I was anxious as the date approached and decided against a big celebration. As time has passed since that date I have found myself feeling increasingly confident and positive, even in the face of the ravages of the pandemic and the vicious deconstruction of our social fabric. Like many I had spent the past five years in varying states of fury and panic. I believed I had to march, protest, debate, and argue against policies and people who discriminated against vulnerable minorities. It was exhausting. I was sick and exhausted, and the violence against my people continued despite the efforts of millions like myself. And then I had my special birthday, and everything seemed to fall into place. 

Did you know that when you reach your 65th birthday the government automatically signs you up for Medicare. I didn’t have to negotiate this huge piece of healthcare anymore! You are free to retire, and it happens that I will be leaving my beloved congregation when my contract expires in May. As a retired person I could let go of all the norishkeit working person must manage. I immediately gained hours of free time each week which I happily put toward studying the extra month of Adar and the Purim holiday it contains.

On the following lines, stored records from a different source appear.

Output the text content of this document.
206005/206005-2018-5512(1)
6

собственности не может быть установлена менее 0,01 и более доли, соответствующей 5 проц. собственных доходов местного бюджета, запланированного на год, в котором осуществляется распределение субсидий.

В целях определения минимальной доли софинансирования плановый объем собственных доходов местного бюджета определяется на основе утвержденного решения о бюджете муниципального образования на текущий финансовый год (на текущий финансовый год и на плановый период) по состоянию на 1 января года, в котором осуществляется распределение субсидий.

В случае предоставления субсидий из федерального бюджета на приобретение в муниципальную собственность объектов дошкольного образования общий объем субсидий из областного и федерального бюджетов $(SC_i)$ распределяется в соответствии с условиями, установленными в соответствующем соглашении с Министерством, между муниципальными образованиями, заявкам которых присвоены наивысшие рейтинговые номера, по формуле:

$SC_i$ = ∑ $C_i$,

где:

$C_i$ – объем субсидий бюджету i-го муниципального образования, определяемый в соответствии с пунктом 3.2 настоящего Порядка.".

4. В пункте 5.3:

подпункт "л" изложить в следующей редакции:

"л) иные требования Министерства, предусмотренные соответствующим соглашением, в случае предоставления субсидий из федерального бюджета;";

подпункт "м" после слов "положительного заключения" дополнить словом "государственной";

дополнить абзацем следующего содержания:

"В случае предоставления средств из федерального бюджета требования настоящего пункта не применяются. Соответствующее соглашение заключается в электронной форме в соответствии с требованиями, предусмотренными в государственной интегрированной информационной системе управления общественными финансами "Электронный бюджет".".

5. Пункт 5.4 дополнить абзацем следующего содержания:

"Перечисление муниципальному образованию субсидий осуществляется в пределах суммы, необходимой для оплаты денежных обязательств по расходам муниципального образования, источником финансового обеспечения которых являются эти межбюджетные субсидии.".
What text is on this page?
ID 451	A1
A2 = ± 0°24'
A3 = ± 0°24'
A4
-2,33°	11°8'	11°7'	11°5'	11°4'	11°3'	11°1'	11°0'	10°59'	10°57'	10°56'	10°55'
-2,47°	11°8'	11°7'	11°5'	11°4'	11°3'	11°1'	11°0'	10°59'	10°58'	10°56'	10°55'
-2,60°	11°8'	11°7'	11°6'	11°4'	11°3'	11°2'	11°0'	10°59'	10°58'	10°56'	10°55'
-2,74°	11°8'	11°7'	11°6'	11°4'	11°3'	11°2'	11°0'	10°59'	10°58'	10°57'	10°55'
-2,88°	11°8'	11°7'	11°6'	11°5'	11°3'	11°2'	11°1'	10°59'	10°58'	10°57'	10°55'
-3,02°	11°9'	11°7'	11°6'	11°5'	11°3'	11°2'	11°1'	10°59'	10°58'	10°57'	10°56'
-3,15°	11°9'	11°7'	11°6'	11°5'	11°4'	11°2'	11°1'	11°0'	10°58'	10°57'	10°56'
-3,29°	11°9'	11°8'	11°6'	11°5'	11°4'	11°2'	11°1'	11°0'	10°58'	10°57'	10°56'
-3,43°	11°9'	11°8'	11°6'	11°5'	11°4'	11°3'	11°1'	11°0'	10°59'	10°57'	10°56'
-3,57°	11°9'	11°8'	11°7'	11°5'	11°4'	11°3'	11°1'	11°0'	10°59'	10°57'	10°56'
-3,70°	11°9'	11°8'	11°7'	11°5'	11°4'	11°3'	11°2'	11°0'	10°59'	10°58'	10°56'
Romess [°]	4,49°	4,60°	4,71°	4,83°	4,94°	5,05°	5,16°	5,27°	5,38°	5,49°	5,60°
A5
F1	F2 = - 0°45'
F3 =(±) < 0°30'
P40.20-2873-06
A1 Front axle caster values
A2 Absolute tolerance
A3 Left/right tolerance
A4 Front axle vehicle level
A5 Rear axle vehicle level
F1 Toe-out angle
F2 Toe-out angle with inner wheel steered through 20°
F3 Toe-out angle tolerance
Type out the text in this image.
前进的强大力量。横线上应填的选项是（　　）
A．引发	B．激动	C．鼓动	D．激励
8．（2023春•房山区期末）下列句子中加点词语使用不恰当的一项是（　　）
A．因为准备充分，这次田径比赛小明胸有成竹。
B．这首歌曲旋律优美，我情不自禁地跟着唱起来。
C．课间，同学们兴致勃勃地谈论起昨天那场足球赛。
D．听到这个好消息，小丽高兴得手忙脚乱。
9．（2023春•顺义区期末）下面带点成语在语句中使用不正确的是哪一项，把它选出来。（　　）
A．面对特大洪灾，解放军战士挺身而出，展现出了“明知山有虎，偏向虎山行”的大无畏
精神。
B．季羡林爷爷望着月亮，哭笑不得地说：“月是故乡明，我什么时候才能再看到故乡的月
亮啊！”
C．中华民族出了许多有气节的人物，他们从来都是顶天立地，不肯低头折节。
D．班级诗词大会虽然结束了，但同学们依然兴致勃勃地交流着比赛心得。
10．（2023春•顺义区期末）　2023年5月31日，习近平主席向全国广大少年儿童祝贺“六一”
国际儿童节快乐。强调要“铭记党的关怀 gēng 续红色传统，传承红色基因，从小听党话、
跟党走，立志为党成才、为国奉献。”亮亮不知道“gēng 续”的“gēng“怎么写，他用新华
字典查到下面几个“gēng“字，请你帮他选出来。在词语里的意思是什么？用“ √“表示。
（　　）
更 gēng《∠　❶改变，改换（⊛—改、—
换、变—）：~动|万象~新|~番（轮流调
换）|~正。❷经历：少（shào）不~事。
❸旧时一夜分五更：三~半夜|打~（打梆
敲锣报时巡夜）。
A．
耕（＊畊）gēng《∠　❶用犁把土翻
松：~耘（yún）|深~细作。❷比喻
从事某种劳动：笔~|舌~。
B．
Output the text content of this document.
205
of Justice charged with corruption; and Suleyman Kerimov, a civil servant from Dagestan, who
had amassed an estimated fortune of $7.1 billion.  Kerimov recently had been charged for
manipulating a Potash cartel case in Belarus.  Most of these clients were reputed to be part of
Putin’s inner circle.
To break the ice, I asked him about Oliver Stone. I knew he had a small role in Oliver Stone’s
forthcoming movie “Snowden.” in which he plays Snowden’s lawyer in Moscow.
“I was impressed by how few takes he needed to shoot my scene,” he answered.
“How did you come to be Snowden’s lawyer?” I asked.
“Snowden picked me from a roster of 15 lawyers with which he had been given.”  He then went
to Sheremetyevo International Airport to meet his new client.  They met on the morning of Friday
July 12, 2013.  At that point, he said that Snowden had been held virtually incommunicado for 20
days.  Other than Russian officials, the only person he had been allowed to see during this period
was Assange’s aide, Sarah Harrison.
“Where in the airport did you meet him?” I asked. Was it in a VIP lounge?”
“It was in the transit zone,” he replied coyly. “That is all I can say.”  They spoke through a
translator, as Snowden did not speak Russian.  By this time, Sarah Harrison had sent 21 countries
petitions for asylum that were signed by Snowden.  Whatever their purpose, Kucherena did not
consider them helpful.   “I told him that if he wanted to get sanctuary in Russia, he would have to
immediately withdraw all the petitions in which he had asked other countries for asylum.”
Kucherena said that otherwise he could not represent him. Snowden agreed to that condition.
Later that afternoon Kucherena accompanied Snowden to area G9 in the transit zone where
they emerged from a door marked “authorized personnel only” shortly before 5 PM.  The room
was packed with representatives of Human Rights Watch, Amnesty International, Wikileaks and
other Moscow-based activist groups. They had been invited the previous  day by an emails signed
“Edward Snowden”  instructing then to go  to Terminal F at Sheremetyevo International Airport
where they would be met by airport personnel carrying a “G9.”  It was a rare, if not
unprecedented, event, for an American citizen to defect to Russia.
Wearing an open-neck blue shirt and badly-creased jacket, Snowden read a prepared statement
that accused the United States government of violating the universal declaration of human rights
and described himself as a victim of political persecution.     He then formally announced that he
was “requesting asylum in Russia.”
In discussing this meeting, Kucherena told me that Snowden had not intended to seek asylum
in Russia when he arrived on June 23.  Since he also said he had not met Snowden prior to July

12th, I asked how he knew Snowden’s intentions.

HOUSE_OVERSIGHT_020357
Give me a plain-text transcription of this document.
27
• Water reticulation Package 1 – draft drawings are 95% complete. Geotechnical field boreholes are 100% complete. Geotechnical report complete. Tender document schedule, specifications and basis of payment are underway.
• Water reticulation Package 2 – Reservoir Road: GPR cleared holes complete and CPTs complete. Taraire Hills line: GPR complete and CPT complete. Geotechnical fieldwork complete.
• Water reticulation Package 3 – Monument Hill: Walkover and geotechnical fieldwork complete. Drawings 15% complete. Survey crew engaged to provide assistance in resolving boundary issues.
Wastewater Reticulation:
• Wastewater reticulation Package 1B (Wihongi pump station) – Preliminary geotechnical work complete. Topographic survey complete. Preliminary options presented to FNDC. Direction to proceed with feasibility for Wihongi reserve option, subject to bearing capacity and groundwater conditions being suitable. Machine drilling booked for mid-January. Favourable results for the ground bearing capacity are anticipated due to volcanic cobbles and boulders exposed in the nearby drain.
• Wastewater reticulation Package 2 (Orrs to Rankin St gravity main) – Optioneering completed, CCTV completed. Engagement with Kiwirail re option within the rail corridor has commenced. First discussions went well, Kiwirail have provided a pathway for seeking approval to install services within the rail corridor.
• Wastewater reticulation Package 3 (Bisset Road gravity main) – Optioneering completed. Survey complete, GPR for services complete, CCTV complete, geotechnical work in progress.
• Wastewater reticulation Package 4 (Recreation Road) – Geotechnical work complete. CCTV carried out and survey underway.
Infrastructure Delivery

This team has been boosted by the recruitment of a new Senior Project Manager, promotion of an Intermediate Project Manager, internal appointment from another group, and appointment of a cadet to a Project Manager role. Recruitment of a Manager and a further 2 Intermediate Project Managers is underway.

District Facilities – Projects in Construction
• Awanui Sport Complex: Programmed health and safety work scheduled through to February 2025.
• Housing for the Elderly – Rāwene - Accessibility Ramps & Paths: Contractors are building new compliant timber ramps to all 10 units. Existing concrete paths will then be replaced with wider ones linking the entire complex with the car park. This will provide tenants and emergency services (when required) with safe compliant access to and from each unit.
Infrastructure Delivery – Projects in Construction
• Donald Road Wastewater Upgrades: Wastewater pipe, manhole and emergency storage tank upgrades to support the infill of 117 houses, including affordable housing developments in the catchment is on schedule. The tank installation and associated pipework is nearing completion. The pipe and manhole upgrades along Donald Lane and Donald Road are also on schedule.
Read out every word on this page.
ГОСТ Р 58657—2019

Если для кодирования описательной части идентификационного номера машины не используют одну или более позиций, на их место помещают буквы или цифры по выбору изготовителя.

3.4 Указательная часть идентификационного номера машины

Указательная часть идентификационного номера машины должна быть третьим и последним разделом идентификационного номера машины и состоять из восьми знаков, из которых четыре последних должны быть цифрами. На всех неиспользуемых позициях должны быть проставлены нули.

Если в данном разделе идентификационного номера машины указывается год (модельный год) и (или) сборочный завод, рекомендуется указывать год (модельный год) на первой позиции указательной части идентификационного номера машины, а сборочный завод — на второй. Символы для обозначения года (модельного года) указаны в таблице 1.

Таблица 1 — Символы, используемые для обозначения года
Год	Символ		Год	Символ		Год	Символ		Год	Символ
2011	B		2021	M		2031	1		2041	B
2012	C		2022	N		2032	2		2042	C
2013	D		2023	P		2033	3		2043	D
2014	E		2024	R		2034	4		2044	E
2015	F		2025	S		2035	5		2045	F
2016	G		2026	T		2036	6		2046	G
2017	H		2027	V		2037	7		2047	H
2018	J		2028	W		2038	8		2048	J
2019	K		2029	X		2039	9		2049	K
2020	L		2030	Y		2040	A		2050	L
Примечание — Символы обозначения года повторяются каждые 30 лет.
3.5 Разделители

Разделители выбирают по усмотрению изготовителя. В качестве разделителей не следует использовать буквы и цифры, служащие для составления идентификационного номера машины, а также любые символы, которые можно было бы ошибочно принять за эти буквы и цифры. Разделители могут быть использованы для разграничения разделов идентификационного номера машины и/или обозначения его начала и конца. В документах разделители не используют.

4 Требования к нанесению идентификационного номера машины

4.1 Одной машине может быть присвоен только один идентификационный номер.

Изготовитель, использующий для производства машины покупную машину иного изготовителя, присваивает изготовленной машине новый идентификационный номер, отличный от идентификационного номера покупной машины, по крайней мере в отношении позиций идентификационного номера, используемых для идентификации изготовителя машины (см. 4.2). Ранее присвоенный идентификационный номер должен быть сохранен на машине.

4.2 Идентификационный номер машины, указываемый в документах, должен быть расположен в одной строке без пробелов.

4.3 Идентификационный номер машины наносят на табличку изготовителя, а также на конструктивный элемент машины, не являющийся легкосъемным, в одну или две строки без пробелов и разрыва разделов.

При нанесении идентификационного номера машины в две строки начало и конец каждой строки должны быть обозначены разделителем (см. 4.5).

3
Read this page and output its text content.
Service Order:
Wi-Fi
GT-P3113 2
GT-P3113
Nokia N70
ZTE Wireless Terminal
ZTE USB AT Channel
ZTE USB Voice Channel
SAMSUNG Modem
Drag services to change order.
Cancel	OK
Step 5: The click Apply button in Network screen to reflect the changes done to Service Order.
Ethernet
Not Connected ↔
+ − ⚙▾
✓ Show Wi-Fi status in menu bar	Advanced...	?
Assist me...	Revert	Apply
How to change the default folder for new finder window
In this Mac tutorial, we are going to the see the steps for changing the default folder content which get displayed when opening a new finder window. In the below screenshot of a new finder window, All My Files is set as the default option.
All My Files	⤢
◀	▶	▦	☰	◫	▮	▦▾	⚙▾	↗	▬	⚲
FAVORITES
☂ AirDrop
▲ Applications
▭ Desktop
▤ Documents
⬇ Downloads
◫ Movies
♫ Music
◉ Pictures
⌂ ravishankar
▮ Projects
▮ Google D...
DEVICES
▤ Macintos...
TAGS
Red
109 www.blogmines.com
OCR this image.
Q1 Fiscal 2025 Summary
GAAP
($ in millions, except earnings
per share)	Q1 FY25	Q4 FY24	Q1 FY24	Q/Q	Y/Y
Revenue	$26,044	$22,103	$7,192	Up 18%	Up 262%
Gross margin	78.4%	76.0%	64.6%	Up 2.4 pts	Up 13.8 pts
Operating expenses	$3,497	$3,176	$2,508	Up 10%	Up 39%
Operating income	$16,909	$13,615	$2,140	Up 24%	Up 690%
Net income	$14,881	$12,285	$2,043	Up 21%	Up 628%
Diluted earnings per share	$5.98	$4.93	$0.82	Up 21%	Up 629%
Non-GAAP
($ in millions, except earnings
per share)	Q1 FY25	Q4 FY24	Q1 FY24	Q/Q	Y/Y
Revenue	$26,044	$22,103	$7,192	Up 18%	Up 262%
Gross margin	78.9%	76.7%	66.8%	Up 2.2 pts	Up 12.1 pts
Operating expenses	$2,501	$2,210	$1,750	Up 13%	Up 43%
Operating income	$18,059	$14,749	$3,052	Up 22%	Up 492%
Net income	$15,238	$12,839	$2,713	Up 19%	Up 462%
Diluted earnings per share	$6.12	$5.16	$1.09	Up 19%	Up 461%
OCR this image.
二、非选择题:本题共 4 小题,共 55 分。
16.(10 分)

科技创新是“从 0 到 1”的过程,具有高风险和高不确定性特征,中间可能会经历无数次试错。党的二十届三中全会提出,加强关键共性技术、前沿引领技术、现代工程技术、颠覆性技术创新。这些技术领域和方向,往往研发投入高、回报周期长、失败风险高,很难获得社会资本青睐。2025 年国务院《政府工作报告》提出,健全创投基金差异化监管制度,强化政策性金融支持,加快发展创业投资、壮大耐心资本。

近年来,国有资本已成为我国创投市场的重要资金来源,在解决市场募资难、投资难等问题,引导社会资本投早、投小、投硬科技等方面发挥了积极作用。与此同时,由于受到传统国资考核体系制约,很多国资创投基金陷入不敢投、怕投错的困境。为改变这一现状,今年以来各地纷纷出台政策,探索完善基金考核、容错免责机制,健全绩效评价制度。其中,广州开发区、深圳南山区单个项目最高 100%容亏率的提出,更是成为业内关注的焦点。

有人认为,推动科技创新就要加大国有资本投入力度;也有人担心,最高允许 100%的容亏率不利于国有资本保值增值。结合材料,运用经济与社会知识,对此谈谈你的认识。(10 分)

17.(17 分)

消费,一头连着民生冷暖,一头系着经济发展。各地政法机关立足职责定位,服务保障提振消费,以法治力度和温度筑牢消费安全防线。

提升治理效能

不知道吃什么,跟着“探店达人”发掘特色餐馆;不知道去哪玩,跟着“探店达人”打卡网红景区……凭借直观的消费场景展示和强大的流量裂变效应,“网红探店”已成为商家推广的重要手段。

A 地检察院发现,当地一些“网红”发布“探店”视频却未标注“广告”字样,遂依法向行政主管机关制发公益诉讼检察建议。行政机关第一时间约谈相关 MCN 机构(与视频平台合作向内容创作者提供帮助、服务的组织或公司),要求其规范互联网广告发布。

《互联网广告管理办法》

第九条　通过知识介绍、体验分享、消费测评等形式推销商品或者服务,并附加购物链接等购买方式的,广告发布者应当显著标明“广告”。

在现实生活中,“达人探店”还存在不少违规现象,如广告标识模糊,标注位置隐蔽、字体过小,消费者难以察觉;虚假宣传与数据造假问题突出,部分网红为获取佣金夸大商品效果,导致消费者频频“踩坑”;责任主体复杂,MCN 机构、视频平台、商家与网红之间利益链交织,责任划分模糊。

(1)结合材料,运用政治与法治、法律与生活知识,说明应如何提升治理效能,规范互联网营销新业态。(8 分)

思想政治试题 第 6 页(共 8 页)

The Jewish calendar is a lunar/solar combination. An adjustment is made to synchronize the lunar counting of days with the solar cycle so that the holidays fall in their prescribed seasons. Seven times in 19 years the month of Adar is replaced by two months, Adar I and Adar II. Adar I is considered the additional month, so Purim is always celebrated in Adar II. Thus, a leap year in the Hebrew calendar includes 13 months. This year is such a year that includes two Adars. Why is this important?

Each month in the Jewish calendar represents a unique mystical component. Adar is the month of Transformation, as evidenced by the Purim story; Haman schemed to annihilate the Jews but he was the one destroyed. Mordechai and Esther ordained the commemoration of "the month that was transformed for them from sorrow to joy, from mourning to festivity" (Esther 9:22). Certain disaster was averted, and one person – Esther –initiated the miracle. Hence the ruling, "when the month of Adar enters, increase in joy" (Taanit 26b). Adar transforms sorrow into joy, doubt into knowledge, certain disasters into amazing possibilities. Purim, with its upside-down nature and call to go beyond what we know and how we usually present ourselves to the world, is a time of joyfully molting and shedding the old for something new. With two Adars this year we can double the exuberant transformations we wish to bring into our lives and into a world that is desperately calling for them. The current Russian vicious aggression towards Ukraine is the latest situation we are called to transform. May our wisdom join with joy so our transformation results in a joyful peace for all.